Nato-Kriegsschiffe überwachen künftig in der Ägäis Überfahrten von Flüchtlingen. Schiffbrüchige werden in die Türkei zurückgebracht.

Beinahe am Ziel: Flüchtlinge haben den Seeweg von der Türkei nach Lesbos geschafft. Foto: dpa

Genf taz | Die Nato wird auf Betreiben Deutschlands, der Türkei und Griechenlands erstmals in der Geschichte des Militärbündnisses zur Bekämpfung von Flüchtlingsbewegungen nach Europa eingesetzt. Das haben die Verteidigungsminister der 28 Nato-Mitgliedsstaaten am Donnerstag in Brüssel beschlossen. Ein bislang vor Zypern liegender Marineverband unter Führung des deutschen Kriegsschiffs „Bonn“ erhielt unmittelbar danach vom obersten Nato-Kommandeur in Europa, Philip Breedlove, den Befehl, in die Ägäis aufzubrechen.

Im Seegebiet zwischen der Türkei und Griechenland sollen die unter deutschem Befehl stehenden Kriegsschiffe „Aufklärungs- und Überwachungsaufgaben übernehmen, um bei der Bewältigung der größten Flüchtlingskrise seit dem Zweiten Weltkrieg zu helfen“, verkündete Nato-Generalsekretär Jens Stoltenberg.

Die Schiffe sollen Informationen über Flüchtlings- und Schlepperboote in der Ägäis an die türkischen und griechischen Küstenwachen sowie an die bereits in griechischen Hoheitsgewässern mit Kriegs-und Polizeischiffen operierende europäische Grenzschutzagentur Frontex liefern, die die Boote aufbringen und stoppen sollen.

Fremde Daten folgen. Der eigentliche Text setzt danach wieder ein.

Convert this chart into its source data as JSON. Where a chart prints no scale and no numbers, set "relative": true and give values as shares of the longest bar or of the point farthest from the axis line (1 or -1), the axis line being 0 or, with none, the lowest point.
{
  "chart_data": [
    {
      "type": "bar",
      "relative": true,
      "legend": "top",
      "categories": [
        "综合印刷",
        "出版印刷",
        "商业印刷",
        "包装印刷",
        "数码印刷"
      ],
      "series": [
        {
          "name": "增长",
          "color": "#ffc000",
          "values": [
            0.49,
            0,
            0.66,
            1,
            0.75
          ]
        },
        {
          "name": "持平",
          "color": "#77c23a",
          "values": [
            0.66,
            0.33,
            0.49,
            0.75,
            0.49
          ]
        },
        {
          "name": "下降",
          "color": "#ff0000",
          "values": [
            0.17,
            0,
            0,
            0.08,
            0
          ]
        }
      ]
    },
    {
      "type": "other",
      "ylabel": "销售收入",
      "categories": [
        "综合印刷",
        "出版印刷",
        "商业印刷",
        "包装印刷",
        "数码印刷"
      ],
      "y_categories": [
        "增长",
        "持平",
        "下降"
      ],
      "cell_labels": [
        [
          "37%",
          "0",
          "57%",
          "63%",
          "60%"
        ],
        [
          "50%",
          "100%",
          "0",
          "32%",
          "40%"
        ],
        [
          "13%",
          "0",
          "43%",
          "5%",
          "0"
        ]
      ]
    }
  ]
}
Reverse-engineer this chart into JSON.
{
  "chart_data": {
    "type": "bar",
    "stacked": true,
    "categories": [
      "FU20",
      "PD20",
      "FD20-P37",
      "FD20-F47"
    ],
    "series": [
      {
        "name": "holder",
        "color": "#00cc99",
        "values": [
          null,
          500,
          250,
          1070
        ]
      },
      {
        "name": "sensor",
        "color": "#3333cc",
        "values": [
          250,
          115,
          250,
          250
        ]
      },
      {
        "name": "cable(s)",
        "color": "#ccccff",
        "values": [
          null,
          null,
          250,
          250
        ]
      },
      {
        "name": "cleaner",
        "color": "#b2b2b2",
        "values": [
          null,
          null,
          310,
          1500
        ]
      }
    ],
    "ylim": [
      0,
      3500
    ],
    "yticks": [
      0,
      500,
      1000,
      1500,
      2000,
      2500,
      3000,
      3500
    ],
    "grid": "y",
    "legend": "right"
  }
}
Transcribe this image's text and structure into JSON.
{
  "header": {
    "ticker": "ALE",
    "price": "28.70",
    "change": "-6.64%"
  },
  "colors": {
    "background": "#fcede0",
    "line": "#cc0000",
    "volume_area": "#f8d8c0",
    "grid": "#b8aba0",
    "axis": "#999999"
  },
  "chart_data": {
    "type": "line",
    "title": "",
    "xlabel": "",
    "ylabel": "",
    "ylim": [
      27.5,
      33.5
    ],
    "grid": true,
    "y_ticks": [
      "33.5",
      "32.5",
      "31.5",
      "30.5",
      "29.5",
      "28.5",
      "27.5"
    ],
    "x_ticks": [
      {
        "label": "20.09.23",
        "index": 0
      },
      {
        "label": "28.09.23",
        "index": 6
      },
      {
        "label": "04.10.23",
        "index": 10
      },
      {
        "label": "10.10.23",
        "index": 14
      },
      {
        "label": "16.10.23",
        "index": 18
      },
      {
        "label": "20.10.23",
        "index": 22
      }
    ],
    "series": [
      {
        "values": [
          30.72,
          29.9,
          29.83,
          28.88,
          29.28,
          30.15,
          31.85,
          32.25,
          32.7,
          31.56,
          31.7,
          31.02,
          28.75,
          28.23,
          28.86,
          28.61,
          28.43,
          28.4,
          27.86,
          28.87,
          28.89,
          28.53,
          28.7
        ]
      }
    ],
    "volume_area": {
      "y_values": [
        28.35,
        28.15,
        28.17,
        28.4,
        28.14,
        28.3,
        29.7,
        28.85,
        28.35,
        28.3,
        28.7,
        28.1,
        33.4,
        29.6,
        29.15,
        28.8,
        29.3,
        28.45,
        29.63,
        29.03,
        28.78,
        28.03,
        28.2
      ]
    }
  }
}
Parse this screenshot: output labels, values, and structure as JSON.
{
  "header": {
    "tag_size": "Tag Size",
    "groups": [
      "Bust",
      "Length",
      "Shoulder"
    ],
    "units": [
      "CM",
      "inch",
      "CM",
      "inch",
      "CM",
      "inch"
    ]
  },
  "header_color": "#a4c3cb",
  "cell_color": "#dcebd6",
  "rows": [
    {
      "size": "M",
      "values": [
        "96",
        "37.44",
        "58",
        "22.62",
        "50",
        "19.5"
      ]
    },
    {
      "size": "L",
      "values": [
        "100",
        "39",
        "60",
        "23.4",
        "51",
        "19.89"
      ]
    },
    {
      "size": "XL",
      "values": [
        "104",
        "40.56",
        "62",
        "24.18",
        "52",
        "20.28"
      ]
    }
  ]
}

Der Nato-Verband selbst darf nicht gegen die Boote vorgehen.

Nach Angaben von Bundesverteidigungsministerin Ursula von der Leyen habe sich die Türkei auch zur Wiederaufnahme der Bootsinsassen verpflichtet, die die Nato aus Seenot rettet. Das von den 28 Nato-Ministern beschlossene Einsatzmandat enthält allerdings keinen Auftrag an den Marineverband zur Seenotrettung.

Die Initiative für den Einsatz gegen Flüchtlinge hatten Bundeskanzlerin Angela Merkel und der türkische Ministerpräsident Ahmet Davutoğlu bei ihrem Treffen am Montag in Ankara ergriffen. Griechenland schloss sich an. Die drei Regierungen brachten die Nato ins Spiel, weil die Frontex im türkischen Teil der Ägäis keine exekutiven Befugnisse hat.

Es geht in ­Wirklichkeit um Flüchtlingsabwehr

Jürgen Trittin (Grüne)

Ein Mandat des Bundestages für den Einsatz deutscher Kriegsschiffe hält von der Leyen „im Augenblick nicht für nötig“, denn es gehe „lediglich um Seeraumüberwachung auf Nato-Gebiet“. Der grüne Außenpolitiker Jürgen Trittin kritisierte den Nato-Beschluss als „schädliche Symbolpolitik“. Dazu verbreite Ministerin von der Leyen „einmal mehr das Märchen, Schlepper könnten zur See bekämpft werden“. Zudem gehe es bei der Nato-Mission tatsächlich „gar nicht um Schlepperabwehr, sondern in Wirklichkeit um Flüchtlingsabwehr“.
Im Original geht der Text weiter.